I nee help the help in finding vertex, focus, and directrix of the follwoing parabola,

3x+y^2+8y+4=0

I get -52/3 vertex, -4,-52/3 and directrix -100/3/ I am not gettind right according to my teacher and the book. Am I even close, Thanks for any answers, help

2. Originally Posted by creatureman
I nee help the help in finding vertex, focus, and directrix of the follwoing parabola,

3x+y^2+8y+4=0

I get -52/3 vertex, -4,-52/3 and directrix -100/3/ I am not gettind right according to my teacher and the book.

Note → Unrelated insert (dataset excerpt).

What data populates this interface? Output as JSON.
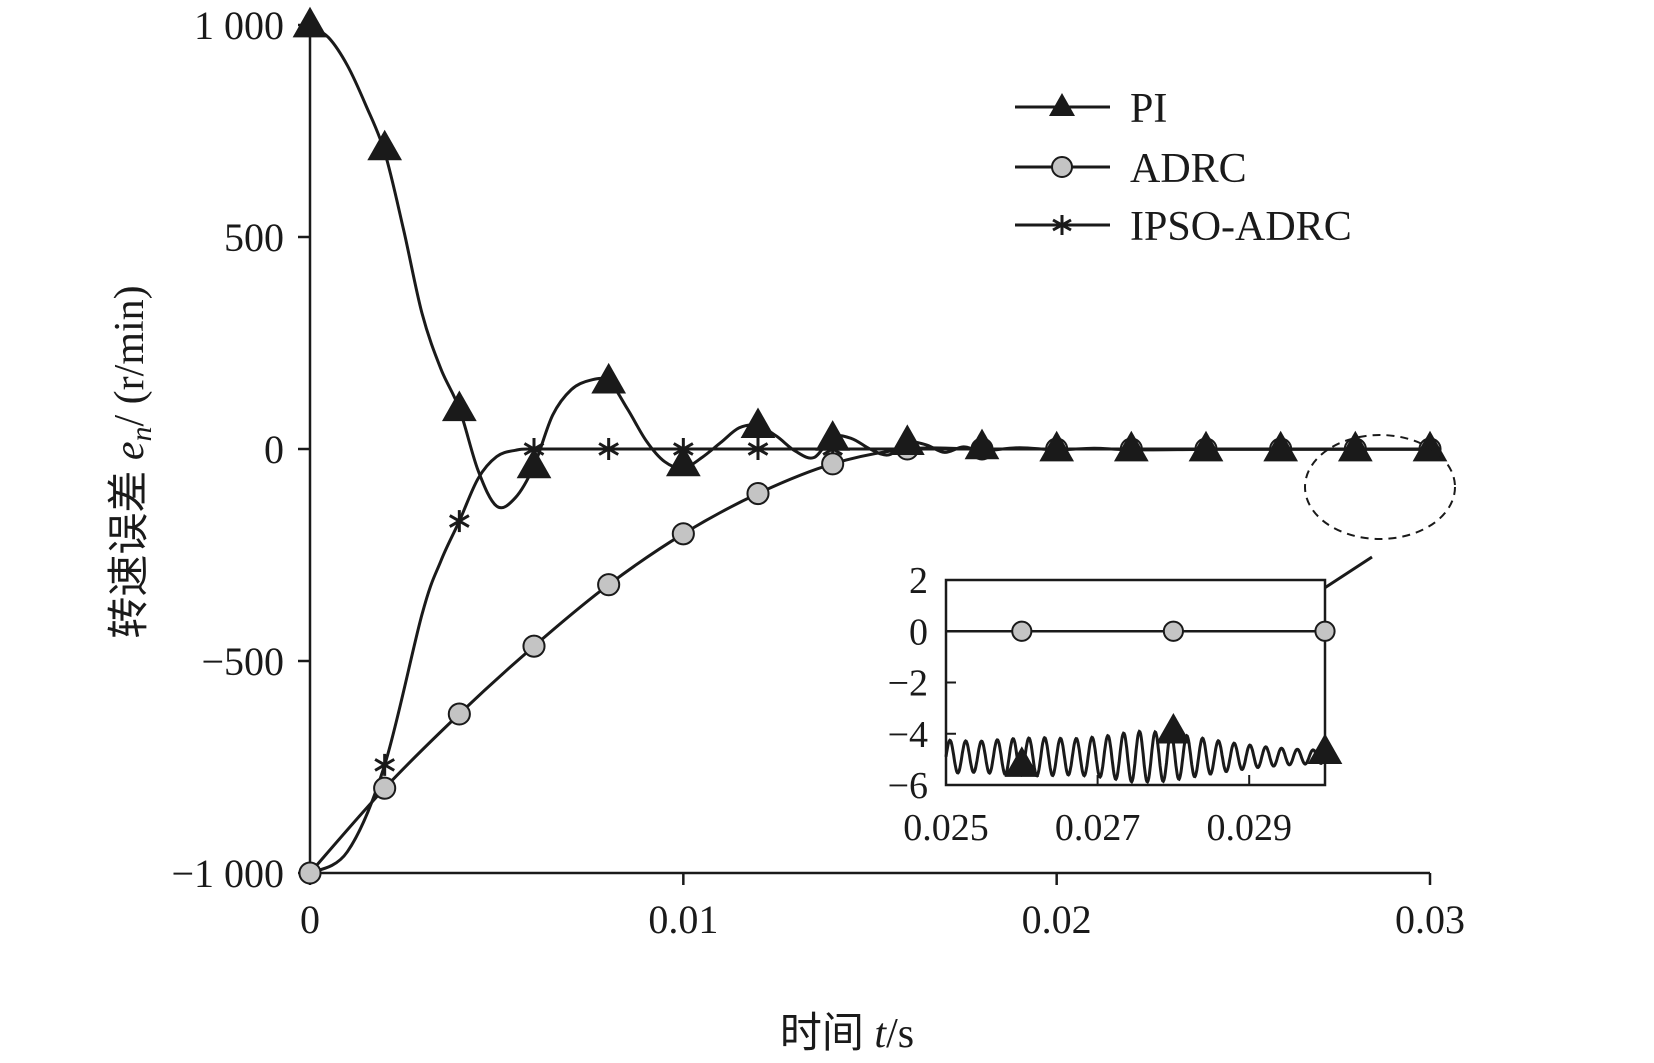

Am I even close, Thanks for any answers, help
3x + y^2 + 8y + 4 = 0

3x + 4 = -(y^2 + 8y)

Now complete the square:
3x + 4 = -(y^2 + 8y + 16 - 16)

3x + 4 = -(y^2 + 8y + 16) + 16

3x - 12 = -(y + 4)^2

Now factor out a 3.

3(x - 4) = -(y + 4)^2

Now write this as
4*(3/4)(x - 4) = -(y + 4)^2

Compare this to the form of a leftward opening parabola with a vertex at (h, k):
4p(x - h) = -(y - k)^2
where p is the distance from the vertex to the focus, and the distance from the focus to the directrix.

So p = 3/4, and the vertex is at (4, -4).

The focus is a point p = 3/4 units to the left of the vertex:
(4 - 3/4, -4) = (13/4, -4)

And the directrix is a vertical line p = 3/4 units to the right of this point:
x = 4 + 3/4 = 19/4

-Dan